Eh oui ! grand coup de balai, et hop,  les vieux routiers de la politique ont été pris dans la vague du dégagisme. Un terme approprié puisque ces vieux dont la tronche fleurissait sur les écrans télé disparaissent du paysage. ça ne fait pas de mal car c'était toujours les mêmes qui venaient dégoiser face aux caméras. A se demander, tant leur présence était récurrente, s'ils avaient le temps de s'intéresser à leur job de parlementaires. Les électeurs en avaient tellement assez qu'ils n'ont pas hésité à faire le ménage en donnant leur vote à de parfaits inconnus, un peu plus jeunes que leurs prédécesseurs, ce qui ne gâte rien. Et puis ceux venus de la vie civile, s'ils n'appartiennent pas à la classe moyenne, ont une expérience de ce que l'on nomme "la vraie vie". Une expérience professionnelle dont on peut espérer qu'elle leur permettra d'appréhender leur tout nouveau rôle de manière différente. Un coup de neuf, une peinture fraîche qui remplace les vieilles tapisseries, un ripolinage indispensable, surtout quand on découvre que ces beaux messieurs n'avaient guère de scrupules à profiter des avantages de leur mandat. Jusqu'à en abuser. Si la loi qui doit mettre en place d'autres pratiques est appliquée stricto sensu, il ne devrait pas y avoir de dérives. On peut présumer que des contrôles seront effectués, et pas que pour les notes de restaurant : ils devront fournir toutes preuves de leurs frais correspondant bien à leur fonction. Il y a longtemps qu'on aurait dû imposer à nos hommes publics des justificatifs, ce qui aurait réduit leurs excès.
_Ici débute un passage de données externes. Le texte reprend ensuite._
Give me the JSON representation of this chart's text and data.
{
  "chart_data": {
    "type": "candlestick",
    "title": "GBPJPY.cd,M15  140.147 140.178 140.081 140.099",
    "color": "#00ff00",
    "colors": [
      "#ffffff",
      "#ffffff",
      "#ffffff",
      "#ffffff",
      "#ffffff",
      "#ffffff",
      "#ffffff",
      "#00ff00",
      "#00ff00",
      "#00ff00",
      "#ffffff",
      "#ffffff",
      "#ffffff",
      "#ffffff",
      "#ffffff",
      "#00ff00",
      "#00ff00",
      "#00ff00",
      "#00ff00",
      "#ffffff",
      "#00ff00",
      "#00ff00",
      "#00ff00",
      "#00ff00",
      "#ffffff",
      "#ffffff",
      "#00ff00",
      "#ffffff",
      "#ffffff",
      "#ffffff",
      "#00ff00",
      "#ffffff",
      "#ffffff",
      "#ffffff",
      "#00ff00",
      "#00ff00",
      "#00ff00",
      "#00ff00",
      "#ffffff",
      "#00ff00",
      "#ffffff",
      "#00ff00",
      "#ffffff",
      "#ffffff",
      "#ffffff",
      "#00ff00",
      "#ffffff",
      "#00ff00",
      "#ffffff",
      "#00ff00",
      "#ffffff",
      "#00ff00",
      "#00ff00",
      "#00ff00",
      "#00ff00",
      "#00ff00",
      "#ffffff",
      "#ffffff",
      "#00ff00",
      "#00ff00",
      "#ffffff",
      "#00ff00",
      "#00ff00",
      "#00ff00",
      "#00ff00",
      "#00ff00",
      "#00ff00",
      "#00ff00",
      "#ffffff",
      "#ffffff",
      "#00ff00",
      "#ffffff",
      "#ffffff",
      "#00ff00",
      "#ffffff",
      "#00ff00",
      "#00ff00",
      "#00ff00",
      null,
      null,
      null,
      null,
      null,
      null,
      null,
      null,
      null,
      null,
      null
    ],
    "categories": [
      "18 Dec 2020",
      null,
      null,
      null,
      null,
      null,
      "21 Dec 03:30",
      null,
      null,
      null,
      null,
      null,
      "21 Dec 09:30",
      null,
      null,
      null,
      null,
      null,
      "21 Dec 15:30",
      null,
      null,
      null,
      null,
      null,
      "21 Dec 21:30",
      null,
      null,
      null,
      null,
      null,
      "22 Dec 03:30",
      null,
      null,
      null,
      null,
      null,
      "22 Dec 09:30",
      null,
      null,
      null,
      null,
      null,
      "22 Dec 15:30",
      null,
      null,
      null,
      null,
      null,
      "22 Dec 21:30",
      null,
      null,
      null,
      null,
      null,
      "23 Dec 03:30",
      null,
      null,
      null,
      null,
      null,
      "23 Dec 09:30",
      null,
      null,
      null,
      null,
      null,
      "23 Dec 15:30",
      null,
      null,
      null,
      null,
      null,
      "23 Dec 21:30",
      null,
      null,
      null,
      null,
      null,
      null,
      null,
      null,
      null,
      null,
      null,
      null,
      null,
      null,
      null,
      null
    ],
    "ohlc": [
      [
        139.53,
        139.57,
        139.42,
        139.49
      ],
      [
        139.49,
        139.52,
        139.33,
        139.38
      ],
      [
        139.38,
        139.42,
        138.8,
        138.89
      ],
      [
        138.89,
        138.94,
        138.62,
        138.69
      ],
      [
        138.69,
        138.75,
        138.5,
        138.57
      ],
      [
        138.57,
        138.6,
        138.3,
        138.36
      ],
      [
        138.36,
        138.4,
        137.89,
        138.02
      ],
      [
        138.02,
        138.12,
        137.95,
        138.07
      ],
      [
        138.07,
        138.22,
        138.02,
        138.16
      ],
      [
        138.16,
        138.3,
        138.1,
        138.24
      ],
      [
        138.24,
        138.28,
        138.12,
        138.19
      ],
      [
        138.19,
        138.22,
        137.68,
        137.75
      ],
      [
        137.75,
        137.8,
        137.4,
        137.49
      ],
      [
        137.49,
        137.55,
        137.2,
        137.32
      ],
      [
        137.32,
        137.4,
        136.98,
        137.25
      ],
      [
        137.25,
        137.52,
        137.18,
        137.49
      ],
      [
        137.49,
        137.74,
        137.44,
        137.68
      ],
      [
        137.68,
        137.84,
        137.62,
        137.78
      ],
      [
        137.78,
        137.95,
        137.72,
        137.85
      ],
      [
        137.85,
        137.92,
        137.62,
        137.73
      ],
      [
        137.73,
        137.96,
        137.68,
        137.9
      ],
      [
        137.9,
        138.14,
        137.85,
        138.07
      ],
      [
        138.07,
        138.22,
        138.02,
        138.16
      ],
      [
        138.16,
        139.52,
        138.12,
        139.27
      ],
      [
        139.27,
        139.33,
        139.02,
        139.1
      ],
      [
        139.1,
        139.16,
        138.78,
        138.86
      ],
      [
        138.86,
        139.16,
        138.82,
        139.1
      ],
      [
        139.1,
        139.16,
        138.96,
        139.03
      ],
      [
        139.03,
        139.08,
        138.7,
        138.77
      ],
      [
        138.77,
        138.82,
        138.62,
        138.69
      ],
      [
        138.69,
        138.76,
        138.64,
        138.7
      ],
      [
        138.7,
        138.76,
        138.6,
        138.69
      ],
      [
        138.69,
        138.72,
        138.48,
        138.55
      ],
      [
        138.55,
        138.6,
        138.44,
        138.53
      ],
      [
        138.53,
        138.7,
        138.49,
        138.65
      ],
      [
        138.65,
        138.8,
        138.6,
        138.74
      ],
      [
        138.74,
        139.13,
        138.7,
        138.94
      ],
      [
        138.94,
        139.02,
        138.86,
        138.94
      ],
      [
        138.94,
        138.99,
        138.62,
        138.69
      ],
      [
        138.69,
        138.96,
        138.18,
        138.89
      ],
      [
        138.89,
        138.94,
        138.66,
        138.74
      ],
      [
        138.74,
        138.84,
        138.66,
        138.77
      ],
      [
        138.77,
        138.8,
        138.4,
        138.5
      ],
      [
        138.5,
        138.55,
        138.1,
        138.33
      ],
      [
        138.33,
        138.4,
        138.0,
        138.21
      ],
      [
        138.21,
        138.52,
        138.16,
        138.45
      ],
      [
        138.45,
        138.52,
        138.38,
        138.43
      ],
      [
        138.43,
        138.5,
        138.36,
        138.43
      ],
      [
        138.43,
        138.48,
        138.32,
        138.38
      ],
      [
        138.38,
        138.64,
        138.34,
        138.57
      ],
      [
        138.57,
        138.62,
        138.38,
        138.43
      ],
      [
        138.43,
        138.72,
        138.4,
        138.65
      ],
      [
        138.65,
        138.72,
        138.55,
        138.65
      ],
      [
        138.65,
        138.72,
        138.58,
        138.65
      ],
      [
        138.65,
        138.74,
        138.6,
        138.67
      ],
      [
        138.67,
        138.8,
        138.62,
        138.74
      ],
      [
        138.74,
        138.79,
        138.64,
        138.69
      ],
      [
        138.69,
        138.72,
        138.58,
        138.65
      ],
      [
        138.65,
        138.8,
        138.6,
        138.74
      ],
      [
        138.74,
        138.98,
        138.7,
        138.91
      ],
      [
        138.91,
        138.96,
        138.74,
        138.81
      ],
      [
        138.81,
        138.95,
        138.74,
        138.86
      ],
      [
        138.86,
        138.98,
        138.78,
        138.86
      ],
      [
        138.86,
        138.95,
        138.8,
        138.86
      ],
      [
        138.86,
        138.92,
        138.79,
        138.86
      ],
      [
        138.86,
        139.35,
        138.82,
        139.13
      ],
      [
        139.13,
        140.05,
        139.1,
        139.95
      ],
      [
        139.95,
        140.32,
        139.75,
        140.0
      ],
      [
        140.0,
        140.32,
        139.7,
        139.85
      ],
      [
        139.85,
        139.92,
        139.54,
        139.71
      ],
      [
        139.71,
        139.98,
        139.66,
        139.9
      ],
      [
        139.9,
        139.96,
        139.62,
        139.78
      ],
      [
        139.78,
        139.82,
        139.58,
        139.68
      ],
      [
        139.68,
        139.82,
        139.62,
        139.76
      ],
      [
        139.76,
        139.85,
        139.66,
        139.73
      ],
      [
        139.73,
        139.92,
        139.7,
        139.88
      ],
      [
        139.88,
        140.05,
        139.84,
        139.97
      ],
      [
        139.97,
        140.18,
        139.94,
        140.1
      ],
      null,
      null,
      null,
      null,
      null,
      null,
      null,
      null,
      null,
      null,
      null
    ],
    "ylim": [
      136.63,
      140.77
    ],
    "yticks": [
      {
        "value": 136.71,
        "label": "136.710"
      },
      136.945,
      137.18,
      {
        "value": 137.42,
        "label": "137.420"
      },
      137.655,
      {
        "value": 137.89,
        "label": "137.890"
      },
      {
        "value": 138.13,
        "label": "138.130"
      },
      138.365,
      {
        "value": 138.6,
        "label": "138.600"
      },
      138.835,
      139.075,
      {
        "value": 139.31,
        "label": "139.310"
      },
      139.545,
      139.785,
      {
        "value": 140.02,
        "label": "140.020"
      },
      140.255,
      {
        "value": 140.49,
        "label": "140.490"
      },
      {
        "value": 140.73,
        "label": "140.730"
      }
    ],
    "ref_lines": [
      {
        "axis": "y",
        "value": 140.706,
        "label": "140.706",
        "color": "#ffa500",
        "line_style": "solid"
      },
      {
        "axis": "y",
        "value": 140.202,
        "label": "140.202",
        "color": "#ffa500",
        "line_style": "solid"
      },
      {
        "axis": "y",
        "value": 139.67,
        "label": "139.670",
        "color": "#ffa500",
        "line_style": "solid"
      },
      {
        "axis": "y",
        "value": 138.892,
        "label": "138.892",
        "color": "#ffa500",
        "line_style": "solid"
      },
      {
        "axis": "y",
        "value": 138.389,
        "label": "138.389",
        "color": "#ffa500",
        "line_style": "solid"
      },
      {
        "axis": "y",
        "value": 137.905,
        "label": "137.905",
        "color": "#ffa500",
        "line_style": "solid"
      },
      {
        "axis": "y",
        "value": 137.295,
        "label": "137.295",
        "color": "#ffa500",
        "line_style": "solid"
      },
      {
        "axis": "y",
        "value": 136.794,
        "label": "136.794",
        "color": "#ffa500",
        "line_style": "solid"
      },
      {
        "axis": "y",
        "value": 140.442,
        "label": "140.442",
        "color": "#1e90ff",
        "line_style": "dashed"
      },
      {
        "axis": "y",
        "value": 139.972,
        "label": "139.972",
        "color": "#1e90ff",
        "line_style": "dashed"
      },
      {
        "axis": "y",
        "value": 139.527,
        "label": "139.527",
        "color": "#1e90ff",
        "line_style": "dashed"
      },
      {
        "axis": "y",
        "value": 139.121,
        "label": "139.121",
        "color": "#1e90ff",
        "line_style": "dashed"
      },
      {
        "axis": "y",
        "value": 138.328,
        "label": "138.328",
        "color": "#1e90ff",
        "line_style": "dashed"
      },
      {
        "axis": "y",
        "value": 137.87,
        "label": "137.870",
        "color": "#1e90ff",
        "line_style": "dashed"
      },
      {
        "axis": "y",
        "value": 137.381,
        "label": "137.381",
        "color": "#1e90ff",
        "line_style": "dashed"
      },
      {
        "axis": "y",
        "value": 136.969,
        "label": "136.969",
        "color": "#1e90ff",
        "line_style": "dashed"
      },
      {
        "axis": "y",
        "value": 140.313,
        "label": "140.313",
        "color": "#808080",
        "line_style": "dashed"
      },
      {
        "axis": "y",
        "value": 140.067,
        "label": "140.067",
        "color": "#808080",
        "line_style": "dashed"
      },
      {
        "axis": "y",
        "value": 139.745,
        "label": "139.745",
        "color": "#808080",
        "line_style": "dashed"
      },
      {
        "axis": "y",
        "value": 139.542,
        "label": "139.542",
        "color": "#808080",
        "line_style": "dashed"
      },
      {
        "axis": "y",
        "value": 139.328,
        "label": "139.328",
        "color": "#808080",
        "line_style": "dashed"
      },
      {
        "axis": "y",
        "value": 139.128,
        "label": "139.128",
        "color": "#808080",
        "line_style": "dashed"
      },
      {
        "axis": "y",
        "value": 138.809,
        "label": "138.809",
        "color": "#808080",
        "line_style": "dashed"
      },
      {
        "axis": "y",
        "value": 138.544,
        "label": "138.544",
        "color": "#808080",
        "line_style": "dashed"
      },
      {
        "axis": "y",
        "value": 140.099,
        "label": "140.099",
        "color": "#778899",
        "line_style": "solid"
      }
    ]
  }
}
Bref, il se dit que l'époque est historique. Et que l'éthique est revenue dans les bons créneaux. Reste à voir désormais si tout ceci n'est pas de l'enfumage : ça fait bien de prétendre qu'on moralise la vie politique, mais il faudra bien prouver que c'est effectif. Ira-t-on jusqu'à exposer au su et au vu des citoyens les dépenses des élus afin de montrer qu'ils sont "d'honnêtes hommes"  et qu'ils ne frouillent pas sur le dos des contribuables ?

Si par hasard on devait découvrir que les réformes sont détournées, ce ne sera plus du dégagisme, mais une révolution.